The book shares valuable insights and experiences of working with universities that, if taken on board, can potentially smooth the way for businesses to operate with universities based on a greater understanding of the institutional set-ups and stakeholders, avoiding false assumptions before they arise.
There is the tendency to think that academic and commercial priorities should not differ when it comes to knowledge transfer - indeed, universities are a professional service bringing knowledge into the market - but in essence, reconciling those priorities is what knowledge transfer practitioners do.
Universities have a wider raison d'être than purely commercial entities; as charitable bodies they are judged on delivering impact and return on investment in a variety of ways, including but not limited to financial, social and environmental. As such, one section explains the assumptions which underlie most universities' approaches to confidentiality, intellectual property and guarantees, advising businesses to set appropriate expectations: "Rather than seeing [these assumptions] as sharp negotiating , as you might in a more straightforward commercial setting, see them as a reflection of the university's overall mission."

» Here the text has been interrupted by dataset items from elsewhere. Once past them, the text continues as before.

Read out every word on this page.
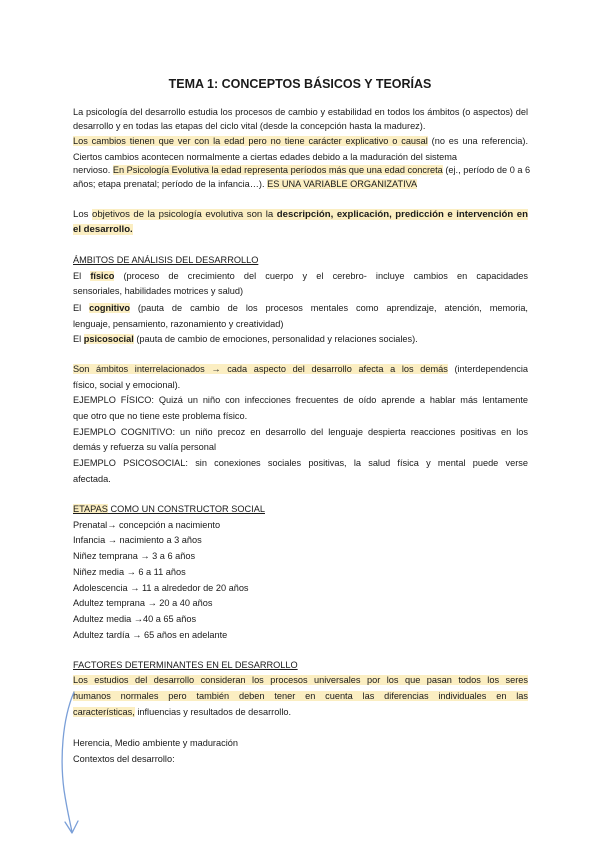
TEMA 1: CONCEPTOS BÁSICOS Y TEORÍAS
La psicología del desarrollo estudia los procesos de cambio y estabilidad en todos los ámbitos (o aspectos) del
desarrollo y en todas las etapas del ciclo vital (desde la concepción hasta la madurez).
Los cambios tienen que ver con la edad pero no tiene carácter explicativo o causal (no es una referencia).
Ciertos cambios acontecen normalmente a ciertas edades debido a la maduración del sistema
nervioso. En Psicología Evolutiva la edad representa períodos más que una edad concreta (ej., período de 0 a 6
años; etapa prenatal; período de la infancia…). ES UNA VARIABLE ORGANIZATIVA
Los objetivos de la psicología evolutiva son la descripción, explicación, predicción e intervención en
el desarrollo.
ÁMBITOS DE ANÁLISIS DEL DESARROLLO
El físico (proceso de crecimiento del cuerpo y el cerebro- incluye cambios en capacidades
sensoriales, habilidades motrices y salud)
El cognitivo (pauta de cambio de los procesos mentales como aprendizaje, atención, memoria,
lenguaje, pensamiento, razonamiento y creatividad)
El psicosocial (pauta de cambio de emociones, personalidad y relaciones sociales).
Son ámbitos interrelacionados → cada aspecto del desarrollo afecta a los demás (interdependencia
físico, social y emocional).
EJEMPLO FÍSICO: Quizá un niño con infecciones frecuentes de oído aprende a hablar más lentamente
que otro que no tiene este problema físico.
EJEMPLO COGNITIVO: un niño precoz en desarrollo del lenguaje despierta reacciones positivas en los
demás y refuerza su valía personal
EJEMPLO PSICOSOCIAL: sin conexiones sociales positivas, la salud física y mental puede verse
afectada.
ETAPAS COMO UN CONSTRUCTOR SOCIAL
Prenatal→ concepción a nacimiento
Infancia → nacimiento a 3 años
Niñez temprana → 3 a 6 años
Niñez media → 6 a 11 años
Adolescencia → 11 a alrededor de 20 años
Adultez temprana → 20 a 40 años
Adultez media →40 a 65 años
Adultez tardía → 65 años en adelante
FACTORES DETERMINANTES EN EL DESARROLLO
Los estudios del desarrollo consideran los procesos universales por los que pasan todos los seres
humanos normales pero también deben tener en cuenta las diferencias individuales en las
características, influencias y resultados de desarrollo.
Herencia, Medio ambiente y maduración
Contextos del desarrollo:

The book does a great job in addressing many such areas that have the potential to cause false assumptions or misconceptions, and eloquently establishes a foundation for positive engagement through better understanding. Businesses are made fully aware of the various processes and methods by which university expertise and value can be successfully tapped, and can then decide which is the most appropriate route for their requirements.
The book is supplemented with a comprehensive catalogue of University profiles and accompanying case studies. While in the realms of policy-makers the onus seems to be on pushing universities to seek business engagement, one can only hope such books as these encourage more overtures to originate from the business side.
This review refers to the edition published by Crimson Publishing on 7 Nov 2014, ISBN-10: 1780591365 / ISBN-13: 978-1780591360.